Once you have four or five ideas wirtten on your board, pair everyone up. If working with an odd number it is okay to either form a trio or to pair up with a participant yourself. Instruct all pairs to come up with ideas for scenes, stories, commercials, jokes, or whatever format this group tends to work in inspired by the ideas you have isolated from the story or stories.
Instruct not to simply recreate the story. Instead ask them to take the thing they liked and to reposition it in brand new circumstances. Often the farther away you can get from the original circumstances in the story thew more powerful the ideas will seem.
Finally check in with each pair and ask what new content they have conceptualized, leading a conversation with the whole room, offering feedback, notes and tips.
Run the exercise at least twice possibly three times.
NOTE: This format, when used by improvisers in shows, sees the improviseres engaging in the same process, except instead of workshopping their ideas into concepts, they initiate improv scenes inspired by them. This format was pioneered in Chicago in a show named The Armando Diaz Experience and is the same general framework used for UCB's flagship show Asssscat along with being the go to format for most Level One improv shows at improv theaters in the US.
INSTRUCTOR DISCUSSION POINTS / LEARNING TAKEAWAYS
CREATIVITY
This a great game for noting creativity. The time to do this is when reviewing the pairs conceptual ideation. Praise surprising or innovative uses of selected ideas for being original and daring. Encourage ideas that feel like close retellings of the original story to stretch a little farther from the source material. You might introduce the idea of the Third Thought as a technique to help participants find more creative ideas.
CONFIDENCE
You can use the storytelling portion of this exercise to work on confidence. Tell students that improv is at least 70% owning the stage. Explain that performers who use this structure for shows know that they can saet their audience at ease by quickly initiating a story after a suggestion with confidence. When improvisers act without confidence they do so to save face, telegraphing a message to the audience that they don't like what they are doing either or that their task is impossibly difficult, so please understand.
But improvisers who are confident in their actions onstage, even actions they themselves don't like, assure the audience that nothing is too terribly wriong with the show. In this way confidence is an act of charity and arrogance as it can often be framed. If working on confidence consider using the story circle variation of this exercise and instruct every participant to assure you that they really like their story as they share it.
Note as appropriate.
STORYTELLING
Limit notes to the conceptual ideation at the end of the exzercise rathyer than the stories that kick everything off. Look specifically to note slow starts that take too much time explaing the concept (Start In The Middle Of The Scene), overly talky concepts (Show, Don't Tell) and moments when the perfect might be the enemy of the good.

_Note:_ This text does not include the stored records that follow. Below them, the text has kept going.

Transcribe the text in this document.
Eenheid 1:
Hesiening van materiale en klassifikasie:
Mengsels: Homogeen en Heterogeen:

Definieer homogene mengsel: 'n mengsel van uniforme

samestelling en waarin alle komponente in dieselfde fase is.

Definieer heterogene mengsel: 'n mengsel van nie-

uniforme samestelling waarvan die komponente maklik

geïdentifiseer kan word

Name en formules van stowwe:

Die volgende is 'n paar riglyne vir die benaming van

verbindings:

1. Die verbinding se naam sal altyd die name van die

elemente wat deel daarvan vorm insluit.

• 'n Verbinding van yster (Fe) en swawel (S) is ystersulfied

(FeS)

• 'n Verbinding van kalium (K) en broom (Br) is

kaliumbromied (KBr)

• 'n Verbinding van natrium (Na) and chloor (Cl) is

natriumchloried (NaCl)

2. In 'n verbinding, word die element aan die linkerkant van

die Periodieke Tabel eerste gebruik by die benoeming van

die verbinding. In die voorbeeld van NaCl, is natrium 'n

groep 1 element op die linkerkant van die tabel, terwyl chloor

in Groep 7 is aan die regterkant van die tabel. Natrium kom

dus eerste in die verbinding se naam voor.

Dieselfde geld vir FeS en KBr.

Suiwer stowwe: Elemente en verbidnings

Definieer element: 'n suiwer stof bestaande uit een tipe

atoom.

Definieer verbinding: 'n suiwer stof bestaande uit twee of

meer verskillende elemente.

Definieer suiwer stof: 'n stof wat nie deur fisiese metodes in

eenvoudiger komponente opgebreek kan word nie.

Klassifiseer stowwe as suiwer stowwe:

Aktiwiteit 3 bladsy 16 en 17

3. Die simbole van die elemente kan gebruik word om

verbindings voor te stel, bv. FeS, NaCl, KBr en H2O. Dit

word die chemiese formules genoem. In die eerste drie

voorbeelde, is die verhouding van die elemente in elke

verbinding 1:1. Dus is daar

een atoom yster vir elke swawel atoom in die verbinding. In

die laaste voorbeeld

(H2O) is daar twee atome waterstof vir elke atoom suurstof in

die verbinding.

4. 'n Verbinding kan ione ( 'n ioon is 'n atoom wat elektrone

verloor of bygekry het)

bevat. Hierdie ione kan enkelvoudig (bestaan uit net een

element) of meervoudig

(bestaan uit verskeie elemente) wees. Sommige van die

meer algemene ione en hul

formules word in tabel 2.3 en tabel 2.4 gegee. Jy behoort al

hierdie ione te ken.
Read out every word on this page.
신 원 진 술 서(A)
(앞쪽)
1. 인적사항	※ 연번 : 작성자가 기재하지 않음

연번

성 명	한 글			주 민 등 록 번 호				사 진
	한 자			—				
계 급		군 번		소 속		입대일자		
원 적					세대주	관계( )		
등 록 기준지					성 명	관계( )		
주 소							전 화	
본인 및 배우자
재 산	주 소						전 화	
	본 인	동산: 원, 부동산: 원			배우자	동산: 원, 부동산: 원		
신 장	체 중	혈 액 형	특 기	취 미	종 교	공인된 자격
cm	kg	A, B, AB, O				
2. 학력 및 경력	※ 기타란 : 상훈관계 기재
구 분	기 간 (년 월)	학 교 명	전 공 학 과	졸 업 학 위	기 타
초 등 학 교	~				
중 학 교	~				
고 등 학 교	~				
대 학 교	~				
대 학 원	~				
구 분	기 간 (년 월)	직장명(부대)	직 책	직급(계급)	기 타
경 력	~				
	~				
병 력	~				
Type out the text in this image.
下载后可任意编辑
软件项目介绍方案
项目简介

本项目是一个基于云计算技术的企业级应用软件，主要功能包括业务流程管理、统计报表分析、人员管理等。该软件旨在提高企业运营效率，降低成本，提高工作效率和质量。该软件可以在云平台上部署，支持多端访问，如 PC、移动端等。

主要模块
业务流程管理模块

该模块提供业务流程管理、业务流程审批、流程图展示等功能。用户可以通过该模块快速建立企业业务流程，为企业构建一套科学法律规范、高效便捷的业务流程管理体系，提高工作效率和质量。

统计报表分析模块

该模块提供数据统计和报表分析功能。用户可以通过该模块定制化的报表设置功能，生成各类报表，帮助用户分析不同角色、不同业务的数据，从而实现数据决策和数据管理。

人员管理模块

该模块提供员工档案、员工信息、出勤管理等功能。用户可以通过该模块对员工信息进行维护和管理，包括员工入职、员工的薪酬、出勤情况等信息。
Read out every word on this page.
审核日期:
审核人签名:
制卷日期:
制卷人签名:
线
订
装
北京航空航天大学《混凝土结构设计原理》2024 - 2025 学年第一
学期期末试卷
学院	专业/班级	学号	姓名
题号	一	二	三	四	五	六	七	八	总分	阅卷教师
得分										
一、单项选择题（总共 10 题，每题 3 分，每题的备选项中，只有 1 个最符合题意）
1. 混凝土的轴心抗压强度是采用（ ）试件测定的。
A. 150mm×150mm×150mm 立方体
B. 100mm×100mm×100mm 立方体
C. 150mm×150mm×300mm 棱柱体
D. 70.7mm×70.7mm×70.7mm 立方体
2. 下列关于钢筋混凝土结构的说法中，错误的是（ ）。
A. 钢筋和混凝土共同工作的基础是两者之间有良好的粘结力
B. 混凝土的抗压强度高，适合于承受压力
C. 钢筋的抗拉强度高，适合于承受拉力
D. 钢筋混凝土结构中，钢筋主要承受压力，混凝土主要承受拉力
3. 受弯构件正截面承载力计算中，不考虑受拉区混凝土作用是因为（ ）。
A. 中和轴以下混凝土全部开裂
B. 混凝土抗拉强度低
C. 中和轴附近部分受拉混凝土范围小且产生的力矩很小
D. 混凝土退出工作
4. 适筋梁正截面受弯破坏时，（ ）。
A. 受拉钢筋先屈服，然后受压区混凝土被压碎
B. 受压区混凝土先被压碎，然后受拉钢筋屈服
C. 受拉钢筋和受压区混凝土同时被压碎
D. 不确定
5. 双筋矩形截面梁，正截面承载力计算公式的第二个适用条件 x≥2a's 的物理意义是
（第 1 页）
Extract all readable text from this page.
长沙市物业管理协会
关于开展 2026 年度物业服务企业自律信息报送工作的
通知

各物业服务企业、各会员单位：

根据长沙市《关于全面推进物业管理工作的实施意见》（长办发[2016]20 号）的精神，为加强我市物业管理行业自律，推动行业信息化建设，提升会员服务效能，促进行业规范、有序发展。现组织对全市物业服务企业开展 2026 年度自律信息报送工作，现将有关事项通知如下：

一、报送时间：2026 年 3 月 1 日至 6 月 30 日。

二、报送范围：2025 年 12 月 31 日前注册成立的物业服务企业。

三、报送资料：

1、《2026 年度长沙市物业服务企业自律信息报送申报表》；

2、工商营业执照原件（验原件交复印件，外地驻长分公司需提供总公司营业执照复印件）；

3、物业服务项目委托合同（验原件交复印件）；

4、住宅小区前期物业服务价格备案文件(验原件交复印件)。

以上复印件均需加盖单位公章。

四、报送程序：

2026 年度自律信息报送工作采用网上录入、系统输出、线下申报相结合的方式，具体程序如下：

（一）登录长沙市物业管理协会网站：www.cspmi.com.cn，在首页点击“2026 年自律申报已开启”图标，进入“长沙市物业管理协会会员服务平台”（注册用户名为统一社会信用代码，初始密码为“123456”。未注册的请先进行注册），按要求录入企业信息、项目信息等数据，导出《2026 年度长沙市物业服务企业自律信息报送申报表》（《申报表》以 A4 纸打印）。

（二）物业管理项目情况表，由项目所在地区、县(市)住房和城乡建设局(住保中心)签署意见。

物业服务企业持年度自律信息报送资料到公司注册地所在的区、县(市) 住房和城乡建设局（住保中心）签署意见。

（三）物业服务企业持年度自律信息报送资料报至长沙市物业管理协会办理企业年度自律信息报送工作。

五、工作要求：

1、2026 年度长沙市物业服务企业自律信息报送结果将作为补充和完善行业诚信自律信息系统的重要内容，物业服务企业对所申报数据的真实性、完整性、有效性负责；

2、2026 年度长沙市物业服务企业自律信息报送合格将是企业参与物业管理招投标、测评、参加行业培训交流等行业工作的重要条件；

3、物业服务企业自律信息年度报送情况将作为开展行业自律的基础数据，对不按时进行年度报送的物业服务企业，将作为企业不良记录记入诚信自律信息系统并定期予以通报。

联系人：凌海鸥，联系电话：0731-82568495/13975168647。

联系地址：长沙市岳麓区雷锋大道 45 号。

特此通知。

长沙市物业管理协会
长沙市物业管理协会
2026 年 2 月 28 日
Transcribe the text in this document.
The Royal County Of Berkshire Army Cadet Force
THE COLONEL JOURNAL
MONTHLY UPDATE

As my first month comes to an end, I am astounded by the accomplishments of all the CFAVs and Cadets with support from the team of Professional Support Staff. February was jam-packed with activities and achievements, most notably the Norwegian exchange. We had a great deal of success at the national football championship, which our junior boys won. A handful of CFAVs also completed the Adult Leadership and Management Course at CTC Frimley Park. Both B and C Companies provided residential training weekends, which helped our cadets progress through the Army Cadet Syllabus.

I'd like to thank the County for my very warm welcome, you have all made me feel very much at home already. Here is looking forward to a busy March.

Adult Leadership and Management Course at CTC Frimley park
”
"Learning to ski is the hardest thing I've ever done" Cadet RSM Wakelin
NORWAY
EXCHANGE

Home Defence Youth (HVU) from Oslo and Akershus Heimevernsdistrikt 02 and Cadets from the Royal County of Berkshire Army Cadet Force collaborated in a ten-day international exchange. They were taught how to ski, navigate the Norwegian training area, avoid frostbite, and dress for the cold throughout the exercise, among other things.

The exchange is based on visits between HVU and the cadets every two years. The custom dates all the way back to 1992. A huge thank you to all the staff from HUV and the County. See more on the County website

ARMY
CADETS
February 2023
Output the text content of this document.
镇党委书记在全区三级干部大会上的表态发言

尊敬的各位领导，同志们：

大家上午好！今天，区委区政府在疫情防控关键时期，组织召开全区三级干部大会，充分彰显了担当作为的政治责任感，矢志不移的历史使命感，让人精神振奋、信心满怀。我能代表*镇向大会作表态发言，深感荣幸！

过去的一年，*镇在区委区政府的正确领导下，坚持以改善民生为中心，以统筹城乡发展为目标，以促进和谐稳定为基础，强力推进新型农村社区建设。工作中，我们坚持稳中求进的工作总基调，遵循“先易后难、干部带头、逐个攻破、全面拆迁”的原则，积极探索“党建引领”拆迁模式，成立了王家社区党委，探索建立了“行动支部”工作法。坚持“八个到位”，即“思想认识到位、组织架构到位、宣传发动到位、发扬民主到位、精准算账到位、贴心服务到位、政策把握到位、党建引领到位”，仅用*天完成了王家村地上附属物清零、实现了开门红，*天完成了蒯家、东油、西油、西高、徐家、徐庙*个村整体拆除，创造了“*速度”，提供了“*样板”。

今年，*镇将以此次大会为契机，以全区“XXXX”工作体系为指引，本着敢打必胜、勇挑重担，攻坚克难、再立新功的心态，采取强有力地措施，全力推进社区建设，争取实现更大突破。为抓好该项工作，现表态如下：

For storytelling you may want to do multiple rounds of conceptualization with notes. Ask participants what they like about the idea rthey have shared and to emphasize those elements. Then give them 5 minutes to adjust and revisit two or three times.
TEAM BUILDING
Lean into celebrating each other's ideas if including this exercise in a team building workshop. How can you make the ideas in someone's story look amazing? Even better, after asking the class what bideas they like, bar pairs from using ideas highlighted by either of the pair. Instyead they must pitch ideas based on each other's preferences.